Margie Gillis on her "Rewilding" and its Lincoln Center Premiere with the Paul Taylor American Modern Dance at David H. Koch Theater
Paul Taylor American Modern Dance at the David H. Koch Theater at Lincoln Center
October 29 to November 17
featuring the Paul Taylor Dance Company in a tribute to its founder, who died in 2018.
The engagement marks PTAMD’s first Lincoln Center Season under Artistic Director Michael Novak.
Highlights include 19 Taylor masterworks, and commissioned works created on PTDC by: Kyle Abraham (World Premiere) and Guest Resident Choreographers, Margie Gillis and Pam Tanowitz (Lincoln Center Premieres).
Margie Gillis' Rewilding will be danced on November 1, November 7th, and November 13th: For ticketing information, Click here.
Margie Gillis floats into the Upper Westside restaurant for our lunchtime interview and I’m reminded of Billy Burke’s entrance as “Glinda the Good Witch” into the Land of Oz. Glinda appears as a wondrous ball of energy arriving from somewhere up North. Gillis, whose glow precedes her, hails from Montreal (with dual citizenship in Canada and U.S., she reminds me). I think the analogy works.
For decades the international dance-going public has appreciated Gillis’ poetic, full-hearted performances. A pioneer choreographer/performer in the solo realm, she’s had an illustrious 46-year dancing career. But today we’re talking about the choreography she’s created for the Paul Taylor Dance Company, Rewilding.
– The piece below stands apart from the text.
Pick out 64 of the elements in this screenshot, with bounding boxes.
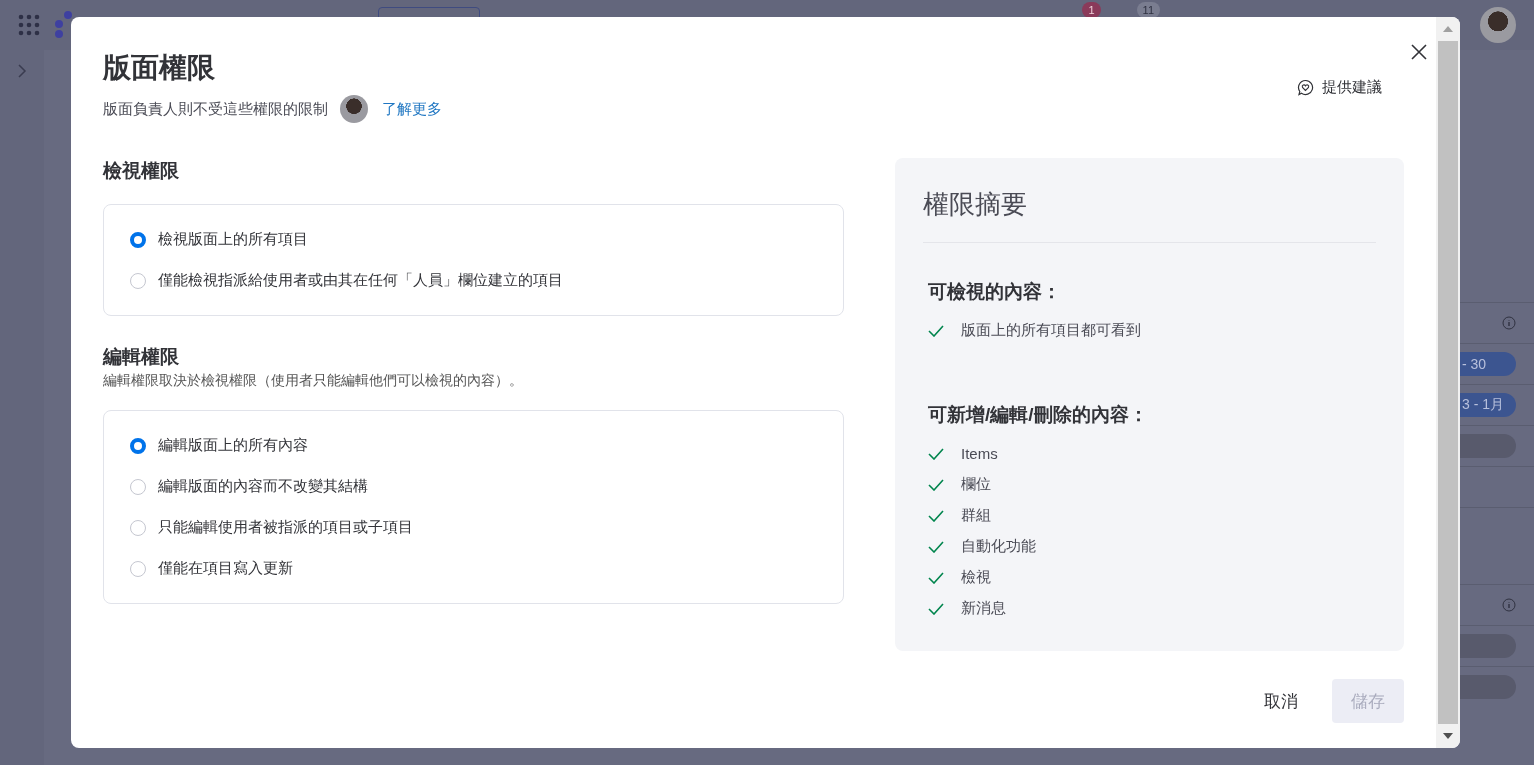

Gillis has had a special relationship with the Taylor Company ever since her brother Chris joined the group in 1976. (Christopher Gillis, a brilliant Taylor dancer, died in 1993 of complications from AIDS—a tragic loss for the dance world.)
Gillis remembers:
“When Chris first got in the company, I also moved to New York to study, with a grant from the Canada Council. Chris would come home at night and do everything he’d learned that day for me. He’d say, ‘Do you believe it? I am so exhausted, I can’t even think straight.’ Then he would do the movement all over again. And again.
I asked to watch rehearsal one day. It was Cloven Kingdom, and Chris put me back-against-the-wall in that old, little grungy studio on Broadway. As I sat there watching Paul choreograph, I was overwhelmed. I started falling forward until I ended up sitting right next to Paul’s chair watching everything. What I didn’t realize then, was that that was the place reserved for pet dogs.
At the end of the rehearsal, Paul looked down at me and said, ‘so you’re the little sister.’ And it stuck. I may be 66 now, but I’m still the little sister.
Before he died, Paul asked me to create something for the company. I was the last person he asked, which was touching to me.”
Gillis is excited about seeing her work in Lincoln Center’s vast space. In June of this year, when the dance debuted, at Manhattan School of Music, some of the 17 dancers in the company had to take their bows in the wings: there simply wasn’t enough room.
But more than the luxurious space, it’s the current crop of Taylor artists that she raves about, calling them, “brave dancers, pouring themselves into work."
“In the company that Chris got into," says Gillis, “absolutely every body type was different and that was thrilling for me to watch. I took that as a real crystal. I love it that the company now is starting to look really varied again.”
And, according to Gillis, they are not afraid to show vulnerability and throw themselves into a way of rehearsing completely different from Taylor’s. Where Taylor was explicit, requiring the dancers to perform steps exactly as taught, Gillis guides the company to “... a wilder way” in her work.
She asks the artists to embrace all the vocabulary that’s lived in their bodies through their years of working with Taylor. Then, combined with her round, lush movement and pointed improvisations, they must take it out for an adventure. So, she says, “it becomes rivers, and streams, and fields, and people searching.”
In other words, Taylor all over, mixed with Gillis, the dancers, and the untamed world. It's a new approach to the legacy of Taylor, a foray towards a new understanding.
Ever since she was a young artist, Margie Gillis has been exploring. She investigates movement and creates rituals of improvisation to discover the natural architecture, the inherent geometry of a work. She looks for the organic path that a dance needs to take.
“You never get bored, do you?” I ask.
“I am not bored. If anything... I'm always thinking. There’s always some plan or methodology that I’m eager to test, shape, or see how it moves in dance—how it can transform. Looking at ways to express things that are honest and vulnerable…How do we work in a manner that engages spirt, emotion, intellect and corporal intellect, body wisdom?"
"You have a passion… this idea pushing up … and suddenly, like a plant, it pushes out in the world and grows out into its manifestation. Then off it goes.”